20 years ago they said “I do” at one of Kansas City’s neatest hidden gems - @simpsonhousekc

I remember crying as my dad gifted me a silver necklace during the ceremony.
I remember spinning in circles over & over, just to see my white dress twirl.
I remember bawling on the floor after my pretty white dress ripped late in the day.
I remember the big green pears that sat on their wedding cake.
I remember the pearly white snow that blanketed the city that day.

I wish I remembered more. I wish I could relive days like that. 7 year old me, looking up with teary eyes as they promised forever. I can still feel the warm tears rolling down my cheek while everyone watched us in front of that old fireplace.
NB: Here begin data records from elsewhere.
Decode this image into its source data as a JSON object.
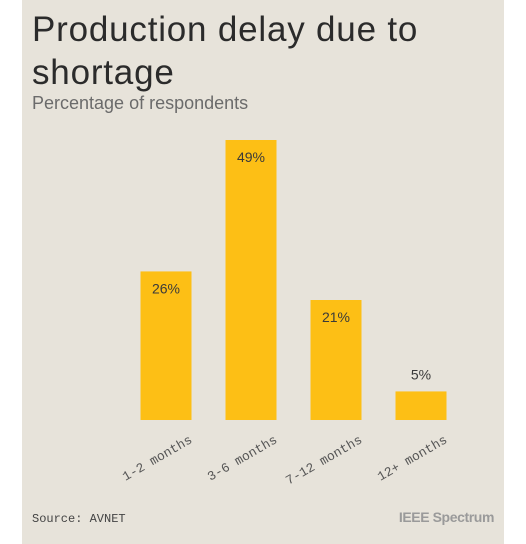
{
  "chart_data": {
    "type": "bar",
    "title": "Production delay due to shortage",
    "subtitle": "Percentage of respondents",
    "categories": [
      "1-2 months",
      "3-6 months",
      "7-12 months",
      "12+ months"
    ],
    "values": [
      26,
      49,
      21,
      5
    ],
    "data_labels": [
      "26%",
      "49%",
      "21%",
      "5%"
    ],
    "ylim": [
      0,
      49
    ],
    "grid": false,
    "legend": "none",
    "bar_color": "#fdbf15",
    "background_color": "#e7e3da"
  },
  "footer": {
    "source": "Source: AVNET",
    "brand": "IEEE Spectrum"
  }
}
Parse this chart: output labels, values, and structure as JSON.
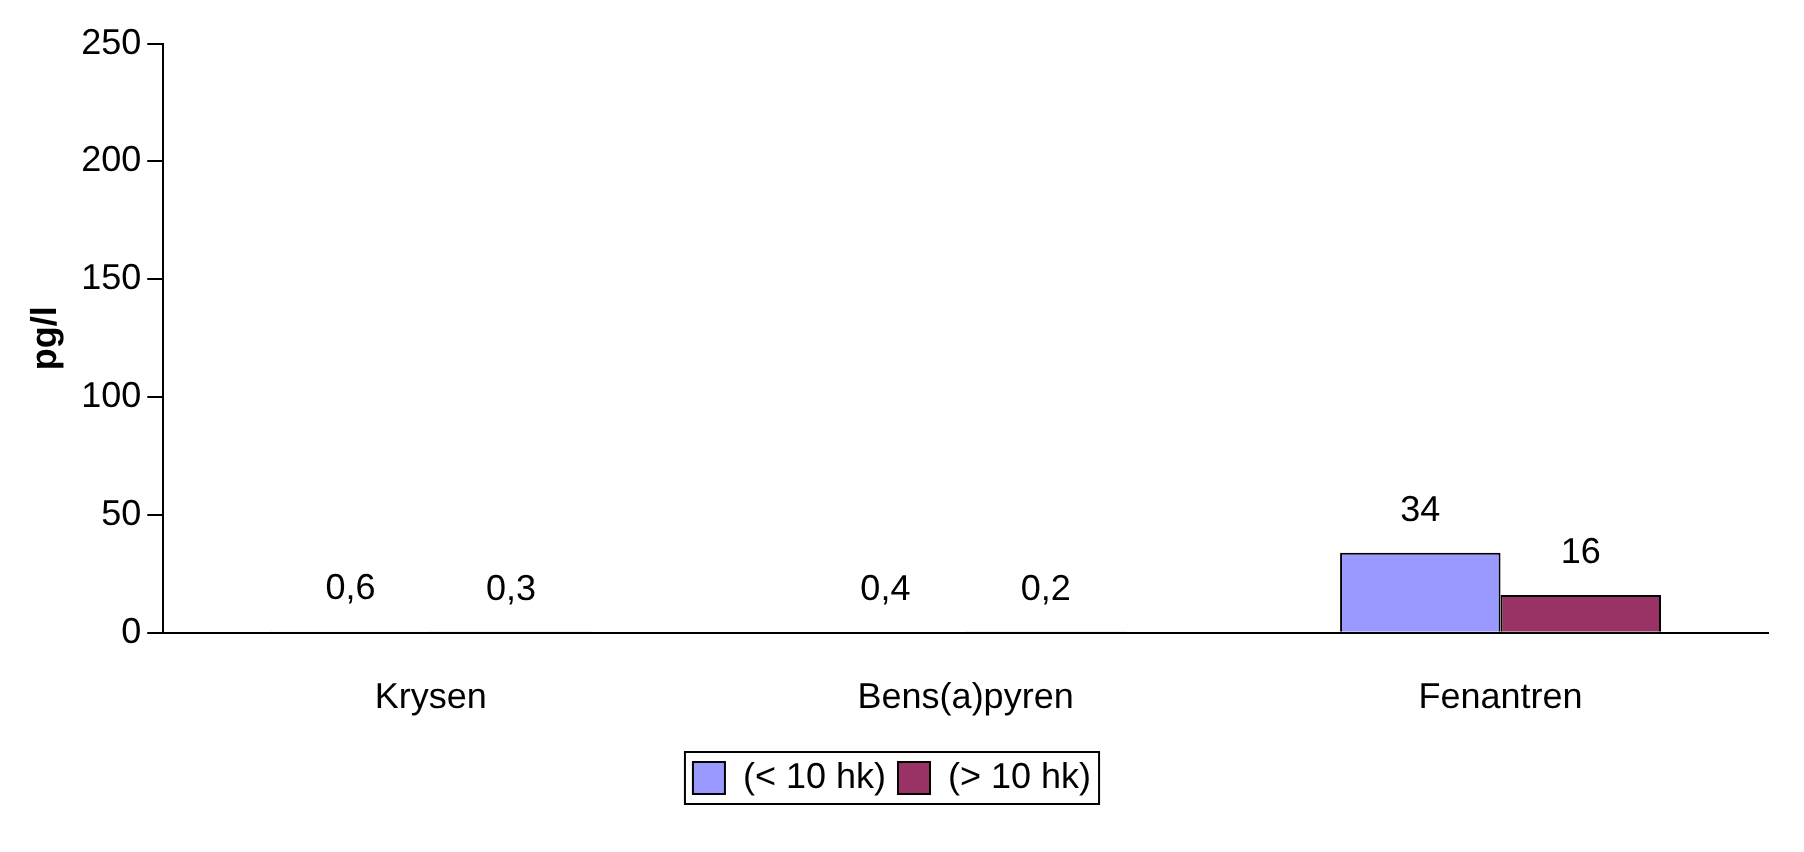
{
  "chart_data": {
    "type": "bar",
    "ylabel": "pg/l",
    "categories": [
      "Krysen",
      "Bens(a)pyren",
      "Fenantren"
    ],
    "series": [
      {
        "name": "(< 10 hk)",
        "color": "#9999ff",
        "values": [
          0.6,
          0.4,
          34
        ],
        "value_labels": [
          "0,6",
          "0,4",
          "34"
        ]
      },
      {
        "name": "(> 10 hk)",
        "color": "#993366",
        "values": [
          0.3,
          0.2,
          16
        ],
        "value_labels": [
          "0,3",
          "0,2",
          "16"
        ]
      }
    ],
    "ylim": [
      0,
      250
    ],
    "yticks": [
      0,
      50,
      100,
      150,
      200,
      250
    ],
    "grid": false,
    "legend": "bottom"
  }
}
When my memory falls short, the power of photos live on.

With no snow on the ground, or the company we remember, we stepped through the same house these memories happened. I watched my parents rush to get ready, just like that wedding day probably was. I helped my mom decide on a dress, shoes & other details only we would remember.
We chatted about the memories, the unique touches mom planned for that day & the beauty that this place holds still holds.

I floated back & forth between the rooms, making sure dad wouldn’t see mom just yet. There was something so still, so calm about that afternoon.

I wish I could have been the one to document the wedding day for them, 20 years ago.
I wish I could have noticed every detail, wrote it all down like I would now. That’s the thing about capturing a day so special. You notice more than you normally would. Suddenly, the shoes, the makeup, the jewelry, the way someone carries themselves, it all becomes so… captivating right?

Now, if only we could find a way to hold onto that on a random Monday morning. When the day is a chore instead of motivating & the coffee gets cold before you’ve finished & the laundry is stacking up again. What if we could see the captivating details there to? What if, we came back to the same rhythms with a new set of glasses?

I realized this day, when i was walking through the quiet Simpson House, that some feelings never fade. Some memories stick to you like a leaky honey bottle. These portraits hold memories & feelings I thought I left behind.

20 years later, I was the one who documented their marriage, all 7,300 days of it.

With the experience only time could give me & the house it all started in, the power of photography (& a beautiful marriage) lives on.